The sequence of integers is called a hailstone series because the integers increase and decrease, sometimes many times, before eventually reaching 1. (This is supposed to be like hailstones blowing up and down in a storm before reaching the ground.)

For all integers that have been tested (up to 1048) the series eventually does reach 1. But no one knows for sure if this is true for all integers.

Additional Things to Calculate: In addition to calculating and printing out the sequence for a particular initial `N`, keep track of the length of the sequence and the maximum integer in the sequence and print them out when the sequence reaches its end.

A variation on this program is to generate each sequence for initial numbers from 1 to 1000, and to determine the length and starting number of the longest of those sequences.
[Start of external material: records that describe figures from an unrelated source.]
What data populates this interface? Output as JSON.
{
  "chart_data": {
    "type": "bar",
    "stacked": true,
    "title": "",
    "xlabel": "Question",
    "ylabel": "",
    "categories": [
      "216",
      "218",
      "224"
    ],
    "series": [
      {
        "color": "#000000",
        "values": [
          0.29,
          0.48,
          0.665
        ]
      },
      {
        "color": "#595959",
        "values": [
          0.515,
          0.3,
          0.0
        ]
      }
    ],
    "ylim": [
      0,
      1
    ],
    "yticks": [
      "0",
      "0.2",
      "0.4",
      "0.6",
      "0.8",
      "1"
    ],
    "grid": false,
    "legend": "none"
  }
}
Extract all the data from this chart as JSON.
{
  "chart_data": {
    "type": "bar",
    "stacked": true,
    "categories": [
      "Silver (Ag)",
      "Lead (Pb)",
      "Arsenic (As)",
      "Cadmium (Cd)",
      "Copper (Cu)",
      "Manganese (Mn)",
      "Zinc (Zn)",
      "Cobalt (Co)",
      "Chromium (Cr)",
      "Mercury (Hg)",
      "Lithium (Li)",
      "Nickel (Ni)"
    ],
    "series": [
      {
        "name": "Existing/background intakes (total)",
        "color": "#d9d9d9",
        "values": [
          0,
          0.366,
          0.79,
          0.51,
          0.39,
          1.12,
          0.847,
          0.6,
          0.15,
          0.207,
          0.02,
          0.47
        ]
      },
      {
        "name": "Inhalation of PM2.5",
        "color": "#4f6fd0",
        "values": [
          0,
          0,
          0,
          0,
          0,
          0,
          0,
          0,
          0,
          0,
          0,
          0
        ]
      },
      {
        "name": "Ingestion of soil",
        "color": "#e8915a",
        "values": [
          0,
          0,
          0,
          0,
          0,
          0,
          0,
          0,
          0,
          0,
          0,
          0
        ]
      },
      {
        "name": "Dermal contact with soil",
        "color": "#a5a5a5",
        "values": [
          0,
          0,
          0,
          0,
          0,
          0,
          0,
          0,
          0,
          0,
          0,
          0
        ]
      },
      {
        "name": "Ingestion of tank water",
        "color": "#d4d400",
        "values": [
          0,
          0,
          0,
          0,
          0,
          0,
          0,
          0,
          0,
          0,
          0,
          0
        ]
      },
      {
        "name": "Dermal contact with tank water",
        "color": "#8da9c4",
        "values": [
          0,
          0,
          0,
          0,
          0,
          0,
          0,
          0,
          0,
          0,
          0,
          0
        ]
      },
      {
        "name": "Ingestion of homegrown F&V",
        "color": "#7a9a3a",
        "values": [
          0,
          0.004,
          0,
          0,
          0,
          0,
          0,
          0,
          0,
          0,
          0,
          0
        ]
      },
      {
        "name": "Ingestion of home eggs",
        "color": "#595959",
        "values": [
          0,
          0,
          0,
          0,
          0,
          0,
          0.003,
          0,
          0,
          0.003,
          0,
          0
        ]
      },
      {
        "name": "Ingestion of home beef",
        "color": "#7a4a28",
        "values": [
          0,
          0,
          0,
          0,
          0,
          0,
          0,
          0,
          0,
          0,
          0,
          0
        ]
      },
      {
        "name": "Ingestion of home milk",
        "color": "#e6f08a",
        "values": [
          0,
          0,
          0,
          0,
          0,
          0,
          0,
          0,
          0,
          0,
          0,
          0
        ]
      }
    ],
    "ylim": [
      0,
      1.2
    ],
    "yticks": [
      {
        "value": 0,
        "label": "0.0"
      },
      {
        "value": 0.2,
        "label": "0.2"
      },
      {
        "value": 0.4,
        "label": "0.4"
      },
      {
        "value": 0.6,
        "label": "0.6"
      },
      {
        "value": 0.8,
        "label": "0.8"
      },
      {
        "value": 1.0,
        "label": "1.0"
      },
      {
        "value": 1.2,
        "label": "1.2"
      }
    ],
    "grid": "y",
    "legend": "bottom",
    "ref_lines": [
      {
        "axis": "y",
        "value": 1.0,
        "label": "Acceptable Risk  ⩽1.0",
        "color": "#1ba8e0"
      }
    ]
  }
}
You probably don't want to print out each sequence, just keep track of each length and compare it to the current maximum.

Hard: Are there any integers from 1 to 1000 that are not in any hailstone sequence other than the one they start? To write a sensible program that determines this, you will need to use an array, which is the subject of chapter 46. You may wish to return to this problem after you have covered that chapter.

Note: it is natural to investigate sequences that start with initial numbers in the millions or higher. The terms of these sequences get very large; larger than can be held in an `int` variable. Use data type `long` to avoid these problems. That will work for initial values up to at least five billion.